7.4 Macht der Auftraggeber von seinem freiwillig eingeräumten Rücktrittsrecht Gebrauch, steht dem Auftragnehmer ein pauschalierter Schadenersatzanspruch in Höhe von 35 % der Auftragssumme zu.
7.5 Das Rückgaberecht kann nur durch eine schriftliche Rücktrittserklärung (E-Mail ist ausreichend) ausgeübt werden, die innerhalb der oben genannten Frist beim Auftragnehmer einlangen muss.

8. Gerichtsstand und Rechtswahl
8.1 Zur Entscheidung aller aus einem Vertrag entstehenden Streitigkeiten – einschließlich solcher über sein Bestehen oder Nichtbestehen – wird die ausschließliche Zuständigkeit der sachlich in Betracht kommenden Gerichte am Sitz des Auftragnehmers vereinbart.
8.2 Der Vertrag unterliegt ausschließlich dem Recht der Republik Österreich unter Ausschluss des UN-Kaufrechts.

9. Weitere Bestimmungen
9.1 Sollte eine Bestimmung dieser Geschäftsbedingungen ganz oder teilweise rechtsunwirksam oder undurchführbar sein oder werden, so berührt dies nicht die Wirksamkeit der übrigen Bestimmungen. Die Vertragsparteien werden die rechtsunwirksame oder undurchführbare Bestimmung durch eine wirksame und durchführbare Bestimmung ersetzen, die dem Inhalt und Zweck der ursprünglichen Bestimmung möglichst nahekommt.
9.2 Änderungen oder Ergänzungen eines Vertrages bedürfen der Schriftform. Dies gilt auch für die Änderung des Schriftformerfordernisses.
9.3 Eine Aufrechnung gegen die Ansprüche des Auftragnehmers mit Gegenforderungen, welcher Art auch immer, ist ausgeschlossen.
9.4 Holz ist ein lebender Werkstoff, was bedeutet, dass sich die Instrumente mit der Zeit unterschiedlich entwickeln und minimal verformen. Dies stellt keinen Mangel dar, sondern ist der Eigenart des Werkstoffes Holz geschuldet. Innerhalb der ersten Monate verändert sich vor allem die Saitenlage, welche auf Wunsch des Auftraggebers innerhalb der ersten beiden Jahre einmalig vom Auftragnehmer in dessen Werkstatt kostenlos neu eingestellt wird. Damit einhergehende Versandkosten trägt der Auftraggeber.

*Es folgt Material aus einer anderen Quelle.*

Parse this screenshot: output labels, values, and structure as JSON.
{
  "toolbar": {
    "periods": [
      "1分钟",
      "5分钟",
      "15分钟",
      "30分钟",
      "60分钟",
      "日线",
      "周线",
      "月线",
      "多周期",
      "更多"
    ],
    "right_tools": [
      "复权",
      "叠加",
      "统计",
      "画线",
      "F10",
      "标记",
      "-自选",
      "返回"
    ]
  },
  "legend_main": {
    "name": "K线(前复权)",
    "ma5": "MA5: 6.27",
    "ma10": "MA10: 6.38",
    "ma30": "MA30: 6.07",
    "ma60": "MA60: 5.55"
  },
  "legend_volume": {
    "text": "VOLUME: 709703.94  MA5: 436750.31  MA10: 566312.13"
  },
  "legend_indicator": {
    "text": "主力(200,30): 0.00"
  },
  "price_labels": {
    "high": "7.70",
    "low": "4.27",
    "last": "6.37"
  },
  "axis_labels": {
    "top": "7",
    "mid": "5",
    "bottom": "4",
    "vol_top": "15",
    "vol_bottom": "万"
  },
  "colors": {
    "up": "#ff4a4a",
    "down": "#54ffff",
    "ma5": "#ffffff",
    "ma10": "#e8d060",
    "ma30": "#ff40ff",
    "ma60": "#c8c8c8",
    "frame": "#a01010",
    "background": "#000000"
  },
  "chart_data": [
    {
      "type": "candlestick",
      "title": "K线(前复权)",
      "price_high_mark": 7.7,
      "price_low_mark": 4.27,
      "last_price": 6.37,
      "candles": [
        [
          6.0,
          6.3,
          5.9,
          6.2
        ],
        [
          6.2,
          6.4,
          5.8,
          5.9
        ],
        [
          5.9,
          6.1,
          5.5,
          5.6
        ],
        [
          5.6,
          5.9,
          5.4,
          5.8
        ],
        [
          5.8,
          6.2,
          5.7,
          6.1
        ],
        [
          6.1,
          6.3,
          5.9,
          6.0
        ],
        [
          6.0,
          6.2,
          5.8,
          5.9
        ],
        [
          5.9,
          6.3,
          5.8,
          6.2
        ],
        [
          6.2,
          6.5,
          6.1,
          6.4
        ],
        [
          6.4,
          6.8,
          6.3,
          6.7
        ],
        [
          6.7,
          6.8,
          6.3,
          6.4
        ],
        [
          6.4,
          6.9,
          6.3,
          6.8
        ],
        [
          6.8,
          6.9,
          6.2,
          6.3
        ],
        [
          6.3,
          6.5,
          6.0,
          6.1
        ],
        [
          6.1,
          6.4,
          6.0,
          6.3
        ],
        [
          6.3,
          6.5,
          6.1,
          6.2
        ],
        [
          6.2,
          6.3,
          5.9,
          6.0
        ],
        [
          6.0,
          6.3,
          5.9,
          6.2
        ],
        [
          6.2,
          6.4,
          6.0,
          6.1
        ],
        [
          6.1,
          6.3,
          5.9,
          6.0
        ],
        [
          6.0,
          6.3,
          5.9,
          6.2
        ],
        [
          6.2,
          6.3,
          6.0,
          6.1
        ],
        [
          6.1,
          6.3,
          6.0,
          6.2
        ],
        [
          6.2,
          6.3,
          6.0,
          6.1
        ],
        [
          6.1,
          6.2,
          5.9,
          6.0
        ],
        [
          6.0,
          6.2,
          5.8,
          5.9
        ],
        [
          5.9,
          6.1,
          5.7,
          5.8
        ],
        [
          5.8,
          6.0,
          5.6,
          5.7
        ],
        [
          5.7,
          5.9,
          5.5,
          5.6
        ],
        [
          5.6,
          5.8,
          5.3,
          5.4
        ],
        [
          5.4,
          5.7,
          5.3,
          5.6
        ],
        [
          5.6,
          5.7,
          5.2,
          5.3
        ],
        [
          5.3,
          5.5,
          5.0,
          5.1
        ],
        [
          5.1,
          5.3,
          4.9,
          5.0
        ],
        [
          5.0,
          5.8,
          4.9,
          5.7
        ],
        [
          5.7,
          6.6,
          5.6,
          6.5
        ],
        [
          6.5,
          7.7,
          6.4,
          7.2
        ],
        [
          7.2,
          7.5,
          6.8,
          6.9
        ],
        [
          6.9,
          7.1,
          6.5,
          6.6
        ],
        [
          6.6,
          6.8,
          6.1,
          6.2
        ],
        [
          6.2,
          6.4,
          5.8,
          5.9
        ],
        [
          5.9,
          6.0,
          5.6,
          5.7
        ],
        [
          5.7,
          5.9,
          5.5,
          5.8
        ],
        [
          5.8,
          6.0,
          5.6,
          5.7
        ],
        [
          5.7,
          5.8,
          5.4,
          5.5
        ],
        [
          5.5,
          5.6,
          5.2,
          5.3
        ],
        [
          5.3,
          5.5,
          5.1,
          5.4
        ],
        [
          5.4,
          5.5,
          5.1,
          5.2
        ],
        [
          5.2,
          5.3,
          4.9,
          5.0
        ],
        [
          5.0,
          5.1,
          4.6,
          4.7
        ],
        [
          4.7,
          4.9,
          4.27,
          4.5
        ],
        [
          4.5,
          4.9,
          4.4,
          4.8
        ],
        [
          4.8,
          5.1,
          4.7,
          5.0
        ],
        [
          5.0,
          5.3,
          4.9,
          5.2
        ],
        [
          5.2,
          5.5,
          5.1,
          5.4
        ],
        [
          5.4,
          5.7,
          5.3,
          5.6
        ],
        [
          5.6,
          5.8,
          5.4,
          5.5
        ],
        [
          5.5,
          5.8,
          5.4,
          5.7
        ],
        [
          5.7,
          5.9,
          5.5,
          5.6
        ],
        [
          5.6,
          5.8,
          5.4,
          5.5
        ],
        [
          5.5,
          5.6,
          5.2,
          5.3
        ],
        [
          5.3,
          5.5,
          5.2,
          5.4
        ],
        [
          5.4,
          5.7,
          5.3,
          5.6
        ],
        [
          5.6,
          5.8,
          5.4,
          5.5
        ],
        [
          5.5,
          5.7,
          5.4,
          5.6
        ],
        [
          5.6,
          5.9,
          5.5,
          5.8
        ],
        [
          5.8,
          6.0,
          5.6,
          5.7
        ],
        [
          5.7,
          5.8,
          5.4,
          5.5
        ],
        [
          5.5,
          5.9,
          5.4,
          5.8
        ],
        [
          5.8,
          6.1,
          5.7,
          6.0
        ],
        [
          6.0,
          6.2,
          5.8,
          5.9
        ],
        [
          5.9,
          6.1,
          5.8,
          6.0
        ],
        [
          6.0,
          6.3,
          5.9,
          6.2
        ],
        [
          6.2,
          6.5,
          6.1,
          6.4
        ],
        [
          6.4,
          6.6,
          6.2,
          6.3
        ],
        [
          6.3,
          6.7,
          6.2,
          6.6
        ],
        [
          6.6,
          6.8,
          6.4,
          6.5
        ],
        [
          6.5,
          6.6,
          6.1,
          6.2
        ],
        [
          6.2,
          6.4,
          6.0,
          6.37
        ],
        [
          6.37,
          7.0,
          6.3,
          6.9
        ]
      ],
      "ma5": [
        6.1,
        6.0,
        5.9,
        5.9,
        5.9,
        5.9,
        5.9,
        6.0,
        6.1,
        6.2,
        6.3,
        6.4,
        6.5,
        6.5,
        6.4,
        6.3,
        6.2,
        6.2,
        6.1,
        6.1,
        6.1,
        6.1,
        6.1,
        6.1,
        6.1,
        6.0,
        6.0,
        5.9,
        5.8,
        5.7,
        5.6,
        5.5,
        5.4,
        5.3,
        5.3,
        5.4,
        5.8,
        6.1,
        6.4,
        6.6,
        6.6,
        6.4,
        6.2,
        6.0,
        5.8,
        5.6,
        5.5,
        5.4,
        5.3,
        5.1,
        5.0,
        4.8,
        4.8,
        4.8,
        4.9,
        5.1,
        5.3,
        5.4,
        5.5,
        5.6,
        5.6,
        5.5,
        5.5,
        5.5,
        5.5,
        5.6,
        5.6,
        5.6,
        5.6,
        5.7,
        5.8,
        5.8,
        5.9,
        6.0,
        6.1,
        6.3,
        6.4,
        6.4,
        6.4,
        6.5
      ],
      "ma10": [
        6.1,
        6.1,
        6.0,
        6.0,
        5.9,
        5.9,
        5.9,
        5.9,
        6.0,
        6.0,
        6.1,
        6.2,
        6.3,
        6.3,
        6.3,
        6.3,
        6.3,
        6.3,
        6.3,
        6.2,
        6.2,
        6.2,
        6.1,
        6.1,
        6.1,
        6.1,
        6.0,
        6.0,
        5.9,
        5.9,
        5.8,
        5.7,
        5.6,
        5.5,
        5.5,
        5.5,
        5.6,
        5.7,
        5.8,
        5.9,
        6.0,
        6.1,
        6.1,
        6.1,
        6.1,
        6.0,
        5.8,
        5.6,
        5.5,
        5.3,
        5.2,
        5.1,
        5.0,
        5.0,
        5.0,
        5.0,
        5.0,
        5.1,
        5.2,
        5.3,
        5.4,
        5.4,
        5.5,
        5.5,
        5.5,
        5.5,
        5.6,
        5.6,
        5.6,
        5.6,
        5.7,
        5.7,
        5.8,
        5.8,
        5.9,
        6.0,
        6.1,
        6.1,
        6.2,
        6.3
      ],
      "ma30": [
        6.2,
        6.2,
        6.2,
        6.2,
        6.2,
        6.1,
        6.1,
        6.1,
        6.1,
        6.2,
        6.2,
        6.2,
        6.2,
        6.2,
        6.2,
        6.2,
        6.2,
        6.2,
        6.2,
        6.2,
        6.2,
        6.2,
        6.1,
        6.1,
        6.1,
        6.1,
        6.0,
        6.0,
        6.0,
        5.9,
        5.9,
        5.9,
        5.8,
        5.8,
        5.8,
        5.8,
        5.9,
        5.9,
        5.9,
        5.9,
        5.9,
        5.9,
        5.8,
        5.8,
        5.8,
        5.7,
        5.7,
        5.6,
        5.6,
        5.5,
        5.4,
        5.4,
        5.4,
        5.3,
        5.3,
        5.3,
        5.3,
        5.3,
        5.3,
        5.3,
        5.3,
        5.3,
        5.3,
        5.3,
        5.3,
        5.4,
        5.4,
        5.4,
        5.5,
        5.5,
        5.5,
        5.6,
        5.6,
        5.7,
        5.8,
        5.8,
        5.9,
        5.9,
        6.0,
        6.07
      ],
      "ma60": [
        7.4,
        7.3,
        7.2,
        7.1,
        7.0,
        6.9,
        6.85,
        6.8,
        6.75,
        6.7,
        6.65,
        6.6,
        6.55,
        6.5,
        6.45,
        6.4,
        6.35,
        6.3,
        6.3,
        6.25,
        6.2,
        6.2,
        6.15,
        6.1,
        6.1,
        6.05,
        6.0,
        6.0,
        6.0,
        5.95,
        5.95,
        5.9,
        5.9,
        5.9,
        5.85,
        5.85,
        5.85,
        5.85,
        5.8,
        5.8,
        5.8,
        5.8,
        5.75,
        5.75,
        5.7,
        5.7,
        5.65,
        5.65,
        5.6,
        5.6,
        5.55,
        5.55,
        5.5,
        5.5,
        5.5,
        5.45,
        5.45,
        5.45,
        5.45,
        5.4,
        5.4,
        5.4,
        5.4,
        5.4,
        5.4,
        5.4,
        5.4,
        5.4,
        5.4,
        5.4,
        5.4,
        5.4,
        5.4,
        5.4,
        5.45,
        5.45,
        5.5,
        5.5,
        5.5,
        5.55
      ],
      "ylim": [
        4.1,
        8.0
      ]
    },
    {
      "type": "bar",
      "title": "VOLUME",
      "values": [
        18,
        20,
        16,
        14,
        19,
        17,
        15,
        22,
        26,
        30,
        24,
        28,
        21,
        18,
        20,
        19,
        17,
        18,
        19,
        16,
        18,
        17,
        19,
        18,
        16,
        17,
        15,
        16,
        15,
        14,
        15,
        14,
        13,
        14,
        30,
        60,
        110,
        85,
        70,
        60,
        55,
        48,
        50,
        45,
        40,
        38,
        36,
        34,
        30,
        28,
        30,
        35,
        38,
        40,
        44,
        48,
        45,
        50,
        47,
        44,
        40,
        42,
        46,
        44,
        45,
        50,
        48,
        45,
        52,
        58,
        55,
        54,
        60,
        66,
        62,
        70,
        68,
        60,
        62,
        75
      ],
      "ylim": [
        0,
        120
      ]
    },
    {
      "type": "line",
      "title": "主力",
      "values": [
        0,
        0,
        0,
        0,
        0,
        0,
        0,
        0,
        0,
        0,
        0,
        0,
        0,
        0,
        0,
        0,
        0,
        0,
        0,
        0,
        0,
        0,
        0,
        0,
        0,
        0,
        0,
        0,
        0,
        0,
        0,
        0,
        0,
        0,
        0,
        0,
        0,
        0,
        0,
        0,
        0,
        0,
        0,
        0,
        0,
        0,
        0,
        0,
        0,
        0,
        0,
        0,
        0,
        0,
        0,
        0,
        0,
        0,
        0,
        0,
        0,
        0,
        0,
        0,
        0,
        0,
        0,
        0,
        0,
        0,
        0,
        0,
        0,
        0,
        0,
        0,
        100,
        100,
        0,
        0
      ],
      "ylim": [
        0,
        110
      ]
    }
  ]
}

9.5 Es wird ausdrücklich darauf hingewiesen, dass Holz sehr empfindlich auf Schwankungen der relativen Luftfeuchte (und Temperatur) reagiert. Sinkt die relative Luftfeuchte deutlich unter 50 %, sind Schäden am Instrument zu erwarten. Hohe Temperaturen in Kombination mit Feuchtigkeit lösen die Leime und beeinflussen die Beschaffenheit des Holzes, wodurch Schäden am Instrument zu erwarten sind, welche nicht auf einen Mangel zurückzuführen sind. Das Instrument sollte daher immer in einem Bereich von 55 bis 65 % relativer Luftfeuchtigkeit und möglichst bei Raumtemperatur gelagert werden.